---
title: "Data Blending"
slug: "data-blending"
description: "Merge two different data sources with Dataddo. Learn how to blend sources, configure joining types, and troubleshoot errors. Get help from our experts."
updated: 2025-10-31T16:13:17Z
published: 2025-10-31T16:13:17Z
---

> ## Documentation Index
> Fetch the complete documentation index at: https://docs.dataddo.com/llms.txt
> Use this file to discover all available pages before exploring further.

# Data Blending

**Data blending** integrates data from two ***data sources*** based on common identifiers or keys. This approach combines complementary data from different ***sources*** to form a single view, similar to the `JOIN` operator in SQL.

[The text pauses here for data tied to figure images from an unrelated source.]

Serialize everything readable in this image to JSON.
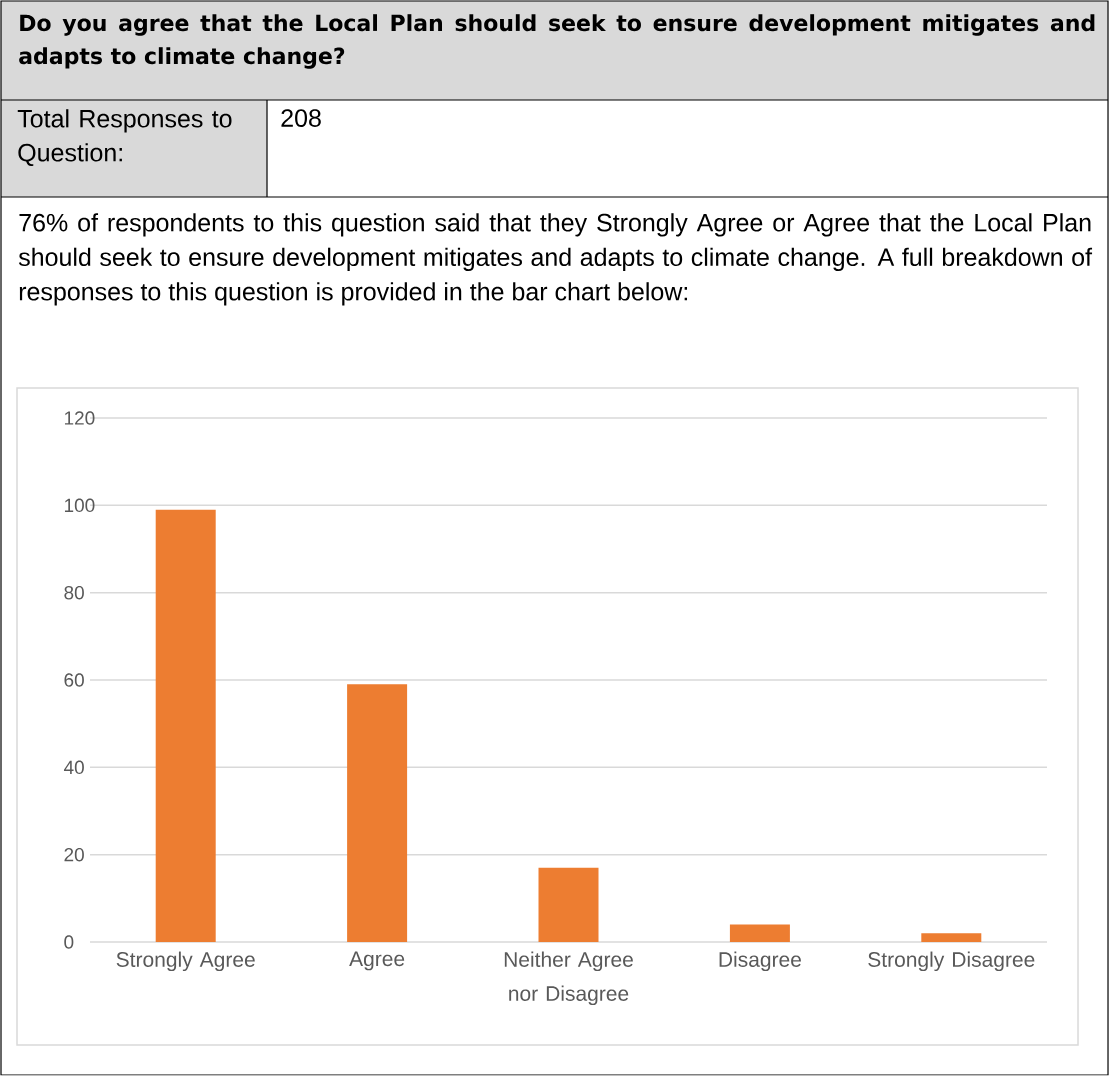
{
  "chart_data": {
    "type": "bar",
    "title": "Do you agree that the Local Plan should seek to ensure development mitigates and adapts to climate change?",
    "annotations": [
      "Total Responses to Question:",
      "208",
      "76% of respondents to this question said that they Strongly Agree or Agree that the Local Plan should seek to ensure development mitigates and adapts to climate change. A full breakdown of responses to this question is provided in the bar chart below:"
    ],
    "categories": [
      "Strongly Agree",
      "Agree",
      "Neither Agree nor Disagree",
      "Disagree",
      "Strongly Disagree"
    ],
    "values": [
      99,
      59,
      17,
      4,
      2
    ],
    "color": "#ed7d31",
    "ylim": [
      0,
      120
    ],
    "yticks": [
      0,
      20,
      40,
      60,
      80,
      100,
      120
    ],
    "grid": "y"
  }
}
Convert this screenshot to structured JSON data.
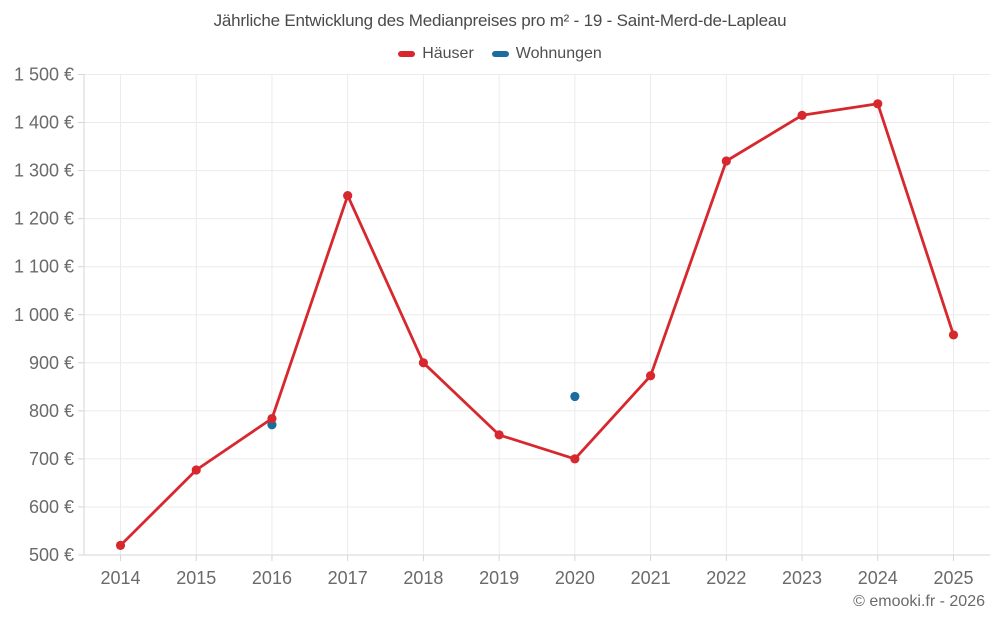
{
  "title": "Jährliche Entwicklung des Medianpreises pro m² - 19 - Saint-Merd-de-Lapleau",
  "legend": [
    {
      "label": "Häuser",
      "color": "#d7282e"
    },
    {
      "label": "Wohnungen",
      "color": "#1a6d9e"
    }
  ],
  "footer": "© emooki.fr - 2026",
  "colors": {
    "haeuser": "#d7282e",
    "wohnungen": "#1a6d9e",
    "grid": "#ebebee",
    "axis": "#d4d4d9",
    "tick_text": "#6a6a6a",
    "title_text": "#4a4a4a"
  },
  "chart_data": {
    "type": "line",
    "title": "Jährliche Entwicklung des Medianpreises pro m² - 19 - Saint-Merd-de-Lapleau",
    "categories": [
      "2014",
      "2015",
      "2016",
      "2017",
      "2018",
      "2019",
      "2020",
      "2021",
      "2022",
      "2023",
      "2024",
      "2025"
    ],
    "series": [
      {
        "name": "Häuser",
        "color": "#d7282e",
        "values": [
          520,
          677,
          784,
          1248,
          900,
          750,
          700,
          873,
          1320,
          1415,
          1439,
          958
        ]
      },
      {
        "name": "Wohnungen",
        "color": "#1a6d9e",
        "values": [
          null,
          null,
          771,
          null,
          null,
          null,
          830,
          null,
          null,
          null,
          null,
          null
        ]
      }
    ],
    "xlabel": "",
    "ylabel": "",
    "ylim": [
      500,
      1500
    ],
    "ytick_step": 100,
    "ytick_suffix": " €",
    "grid": true,
    "legend_position": "top"
  }
}
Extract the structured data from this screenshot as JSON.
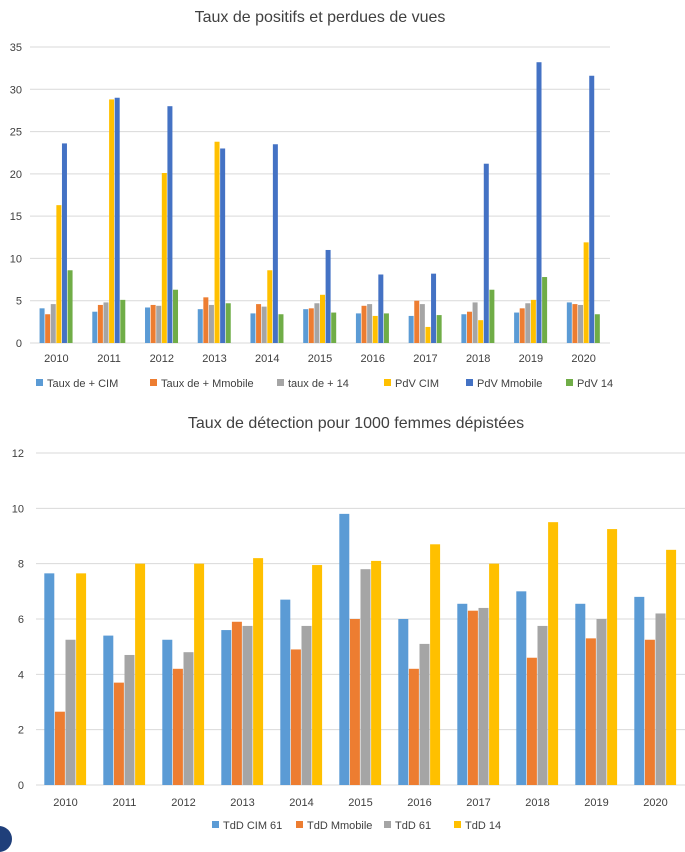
{
  "chart_data": [
    {
      "type": "bar",
      "title": "Taux de positifs et perdues de vues",
      "xlabel": "",
      "ylabel": "",
      "ylim": [
        0,
        35
      ],
      "yticks": [
        "0",
        "5",
        "10",
        "15",
        "20",
        "25",
        "30",
        "35"
      ],
      "grid": "horizontal",
      "legend": "bottom",
      "categories": [
        "2010",
        "2011",
        "2012",
        "2013",
        "2014",
        "2015",
        "2016",
        "2017",
        "2018",
        "2019",
        "2020"
      ],
      "series": [
        {
          "name": "Taux de + CIM",
          "color": "#5b9bd5",
          "values": [
            4.1,
            3.7,
            4.2,
            4.0,
            3.5,
            4.0,
            3.5,
            3.2,
            3.4,
            3.6,
            4.8
          ]
        },
        {
          "name": "Taux de + Mmobile",
          "color": "#ed7d31",
          "values": [
            3.4,
            4.5,
            4.5,
            5.4,
            4.6,
            4.1,
            4.4,
            5.0,
            3.7,
            4.1,
            4.6
          ]
        },
        {
          "name": "taux de + 14",
          "color": "#a5a5a5",
          "values": [
            4.6,
            4.8,
            4.4,
            4.5,
            4.3,
            4.7,
            4.6,
            4.6,
            4.8,
            4.7,
            4.5
          ]
        },
        {
          "name": "PdV CIM",
          "color": "#ffc000",
          "values": [
            16.3,
            28.8,
            20.1,
            23.8,
            8.6,
            5.7,
            3.2,
            1.9,
            2.7,
            5.1,
            11.9
          ]
        },
        {
          "name": "PdV Mmobile",
          "color": "#4472c4",
          "values": [
            23.6,
            29.0,
            28.0,
            23.0,
            23.5,
            11.0,
            8.1,
            8.2,
            21.2,
            33.2,
            31.6
          ]
        },
        {
          "name": "PdV 14",
          "color": "#70ad47",
          "values": [
            8.6,
            5.1,
            6.3,
            4.7,
            3.4,
            3.6,
            3.5,
            3.3,
            6.3,
            7.8,
            3.4
          ]
        }
      ]
    },
    {
      "type": "bar",
      "title": "Taux de détection pour 1000 femmes dépistées",
      "xlabel": "",
      "ylabel": "",
      "ylim": [
        0,
        12
      ],
      "yticks": [
        "0",
        "2",
        "4",
        "6",
        "8",
        "10",
        "12"
      ],
      "grid": "horizontal",
      "legend": "bottom",
      "categories": [
        "2010",
        "2011",
        "2012",
        "2013",
        "2014",
        "2015",
        "2016",
        "2017",
        "2018",
        "2019",
        "2020"
      ],
      "series": [
        {
          "name": "TdD CIM 61",
          "color": "#5b9bd5",
          "values": [
            7.65,
            5.4,
            5.25,
            5.6,
            6.7,
            9.8,
            6.0,
            6.55,
            7.0,
            6.55,
            6.8
          ]
        },
        {
          "name": "TdD Mmobile",
          "color": "#ed7d31",
          "values": [
            2.65,
            3.7,
            4.2,
            5.9,
            4.9,
            6.0,
            4.2,
            6.3,
            4.6,
            5.3,
            5.25
          ]
        },
        {
          "name": "TdD 61",
          "color": "#a5a5a5",
          "values": [
            5.25,
            4.7,
            4.8,
            5.75,
            5.75,
            7.8,
            5.1,
            6.4,
            5.75,
            6.0,
            6.2
          ]
        },
        {
          "name": "TdD 14",
          "color": "#ffc000",
          "values": [
            7.65,
            8.0,
            8.0,
            8.2,
            7.95,
            8.1,
            8.7,
            8.0,
            9.5,
            9.25,
            8.5
          ]
        }
      ]
    }
  ]
}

## Create a New Data Flow with Blending

1. Navigate to the Flows page and click on **[Create Flow](https://app.dataddo.com/flow/new)** in the top right corner.
2. Click on **Connect Your Data** and select the first source.
3. Hover over the newly added source for the menu to show and click on **Combine**.
4. Select **Blend Sources**.
5. Click on **Select Source** to choose the sources you wish to blend.
6. Choose a **Join Key** that is the same for both sources. Dataddo will blend the datasets based on this particular key.
7. Click on the **button between the sources** to configure the joining type. **Left Join** is selected by default.
  1. **Left Join**: Records from the right source will be joined **to the left** dataset.
  2. **Inner Join**: Returns records which values are only **matching in both column sources.**
8. Click on **Save Source**.
9. Add your ***data destination***, finish configuring your flow, and click on **Save Flow**.

![Data Flows - Click on Combine](https://cdn.document360.io/084ed225-3f99-4644-a2da-39ca0cd5ef45/Images/Documentation/Data%20Flows%20-%20Click%20on%20Combine.png)

![Data Flows - Celect Data Combination Method](https://cdn.document360.io/084ed225-3f99-4644-a2da-39ca0cd5ef45/Images/Documentation/Data%20Flows%20-%20Celect%20Data%20Combination%20Method.png)

          **DATADDO TIP**

          

Select columns from each ***source*** by **dragging the fields** from the list on the left or right. The ***sources*** don't have to have the same columns.

![Data blending in app - step 7](https://cdn.document360.io/084ed225-3f99-4644-a2da-39ca0cd5ef45/Images/Documentation/Data%20blending%20in%20app%20-%20step%207.png)

          **Editing a Flow**

          

If changes affecting the database schema are made **in the *flow*** (e.g. change in field names, number of columns, data types), go to the database and delete the previously created table. Then, save the changes and refresh.

---

## Troubleshooting

### Issue with Repeated Column Names

ERROR MESSAGE `The column name ‘___’ is specified more than once`

This problem can be fixed by renaming the affected column in one of the two ***data sources***.

1. On the [Sources](https://app.dataddo.com/sources) page, click on one of the ***sources*** you wish to blend
2. Navigate to the **Schema** tab, change the name of the affected column to e.g. **propertyid_2** and click on **Save**.

Your ***data sources*** can be blended as no column is defined twice anymore.

![Change column name/label](https://cdn.document360.io/084ed225-3f99-4644-a2da-39ca0cd5ef45/Images/Documentation/Schema%20-%20Change%20column%20name.png)

### Duplicated Field

When using data blending, combining columns from two different ***data sources*** may result in a duplicated field (such as ID). This can result in a broken ***flow***. Rename one of the two affected columns like in [the previous troubleshooting guide](/docs/data-blending#issue-with-repeated-column-names).

A source is a collection of data from an authorized service that's been connected via a Dataddo connector. Data within the source is automatically refreshed based on the source's configuration.

A destination is the endpoint where the data from your sources will be loaded. Destinations include dashboarding tools, data warehouses, and other online services.

A data type, specified within a data source’s schema, determines the kind of value that can be stored in a column for organized data management. The available data types include integer, float, date, and string.